En 20 ans, internet a profondément bouleversé l’économie et la société d’une grande partie du monde. Les communications interpersonnelles et les transactions commerciales sont aujourd’hui largement supportées par ce réseau mondial. De nouvelles industries et de nouveaux géants économiques sont apparus, les secteurs de l’informatique et de l’électronique ont explosé et certaines branches, comme le divertissement et la presse, ont vu leurs modèles d’affaires remis en question. Parallèlement, le web s’est lui-même transformé. Conçu au départ comme un espace informationnel ouvert où publier, lier et partager facilement des documents, il est devenu un espace économique, politique et social où se côtoient des usages allant de la mobilisation instantanée contre un régime, au vol de données confidentielles, en passant par l’achat de livres. Techniquement, le web a également évolué pour héberger et accéder à des contenus toujours plus riches, voire à de véritables services en ligne. Prodigieux pour les uns, dangereux pour les autres, cet essor a été possible grâce à deux pratiques des opérateurs. D’abord, la création d’offre d’accès forfaitaires pour les utilisateurs professionnels et privés. Ensuite, un traitement égal de tous les contenus et services en ligne, qui a stimulé le développement d’offres innovantes. Cette seconde condition cadre, que l’on peut appeler «neutralité du net» fait actuellement débat tant aux Etats-Unis et en Europe et sa forme actuelle pourrait bien vivre ses dernières heures en raison de plusieurs phénomènes récents.

Pourquoi parle-t-on aujourd’hui de neutralité du net ?

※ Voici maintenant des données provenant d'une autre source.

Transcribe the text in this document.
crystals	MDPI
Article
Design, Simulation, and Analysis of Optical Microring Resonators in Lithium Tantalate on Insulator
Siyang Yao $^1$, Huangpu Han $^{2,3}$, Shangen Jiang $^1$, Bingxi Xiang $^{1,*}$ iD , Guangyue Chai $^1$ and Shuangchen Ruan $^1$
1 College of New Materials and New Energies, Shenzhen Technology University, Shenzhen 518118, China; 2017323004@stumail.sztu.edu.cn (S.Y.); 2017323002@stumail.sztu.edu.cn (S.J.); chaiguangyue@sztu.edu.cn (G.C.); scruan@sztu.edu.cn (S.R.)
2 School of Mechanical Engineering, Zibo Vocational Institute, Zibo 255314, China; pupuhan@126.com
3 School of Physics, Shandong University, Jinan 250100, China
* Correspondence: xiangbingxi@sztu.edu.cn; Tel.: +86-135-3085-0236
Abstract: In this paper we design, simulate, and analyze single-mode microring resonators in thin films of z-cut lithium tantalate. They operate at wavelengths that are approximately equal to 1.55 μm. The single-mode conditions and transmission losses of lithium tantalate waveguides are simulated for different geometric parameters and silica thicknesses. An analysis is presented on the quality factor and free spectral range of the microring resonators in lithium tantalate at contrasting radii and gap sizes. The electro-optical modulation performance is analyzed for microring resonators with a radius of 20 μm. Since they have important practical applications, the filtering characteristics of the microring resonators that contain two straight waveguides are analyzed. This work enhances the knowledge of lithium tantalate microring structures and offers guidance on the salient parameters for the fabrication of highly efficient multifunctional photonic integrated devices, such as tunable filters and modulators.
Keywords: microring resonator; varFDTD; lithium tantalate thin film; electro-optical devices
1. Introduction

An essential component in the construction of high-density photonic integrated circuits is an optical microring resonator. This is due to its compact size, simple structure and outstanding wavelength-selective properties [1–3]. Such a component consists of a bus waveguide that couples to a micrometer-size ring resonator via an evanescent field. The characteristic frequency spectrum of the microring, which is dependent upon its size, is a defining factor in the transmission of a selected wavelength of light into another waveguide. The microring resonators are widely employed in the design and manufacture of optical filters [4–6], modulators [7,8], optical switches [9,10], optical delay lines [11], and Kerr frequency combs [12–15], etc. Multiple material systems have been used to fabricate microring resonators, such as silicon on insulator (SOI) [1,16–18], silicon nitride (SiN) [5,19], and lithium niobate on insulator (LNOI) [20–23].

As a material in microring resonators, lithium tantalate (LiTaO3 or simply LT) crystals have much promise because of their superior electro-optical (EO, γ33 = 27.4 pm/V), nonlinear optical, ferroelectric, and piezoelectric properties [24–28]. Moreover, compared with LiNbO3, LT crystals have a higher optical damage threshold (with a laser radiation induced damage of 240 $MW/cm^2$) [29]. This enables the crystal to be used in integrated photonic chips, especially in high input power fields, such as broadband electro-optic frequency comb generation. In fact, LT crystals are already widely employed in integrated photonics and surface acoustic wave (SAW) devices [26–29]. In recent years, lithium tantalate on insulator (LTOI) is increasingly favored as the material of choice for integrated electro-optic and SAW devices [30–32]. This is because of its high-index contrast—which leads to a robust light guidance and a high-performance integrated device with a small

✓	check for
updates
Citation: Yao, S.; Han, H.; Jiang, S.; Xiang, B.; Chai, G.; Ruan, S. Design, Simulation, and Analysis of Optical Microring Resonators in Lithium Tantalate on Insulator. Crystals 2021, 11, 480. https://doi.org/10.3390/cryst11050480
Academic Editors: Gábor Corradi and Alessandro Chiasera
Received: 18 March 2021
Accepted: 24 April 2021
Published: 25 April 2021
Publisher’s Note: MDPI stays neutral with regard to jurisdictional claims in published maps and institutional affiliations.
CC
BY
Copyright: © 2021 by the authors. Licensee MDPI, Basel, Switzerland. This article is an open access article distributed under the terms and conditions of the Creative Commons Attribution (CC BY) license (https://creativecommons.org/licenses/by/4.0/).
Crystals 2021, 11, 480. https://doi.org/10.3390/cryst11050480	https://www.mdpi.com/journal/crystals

Le principal motif des discussions actuelles autour de la neutralité du net est l’antagonisme croissant entre les fournisseurs d’accès et les fournisseurs de contenus. L’explosion du trafic et l’essor de l’internet mobile requièrent en effet de nouveaux investissements de la part des opérateurs qui voient par ailleurs certains de leurs revenus diminuer, comme la voix. Plutôt que d’augmenter le prix de leurs offres, ceux-ci sont tentés de faire payer les fournisseurs de contenus qui génèrent ce trafic, voire de bloquer certains services qui les concurrencent directement, comme Skype. Deuxièmement, du côté des utilisateurs, la disposition est sans doute plus grande de voir certains contenus ou services - en particulier mobiles - privilégiés par rapport à d’autres. Pour des raisons de confort, de performance, voire même pour des impératifs de fonctionnement pour les entreprises faisant appel au cloud computing. Enfin, un troisième facteur qui met la neutralité du net à l’agenda est technique: il est désormais possible pour les opérateurs de différencier et de prioriser ce qui passe par leurs réseaux – une possibilité qui n’existait pas il y a quelques années.
Concrètement, la neutralité du net n’est jusqu’à présent pas réellement compromise. Mis à part quelques cas de blocage (VoIP, peer-to-peer), les opérateurs n’ont officiellement ni commencé à discriminer activement les trafics, ni conclu d’accord avec des sociétés du web pour accélérer leurs contenus contre paiement - pour l’instant! Swisscom explique par exemple qu’elle n’a aucun projet de discrimination de trafic. Ainsi, les débats qui ont lieu sont avant tout préventifs et souvent initiés par les régulateurs.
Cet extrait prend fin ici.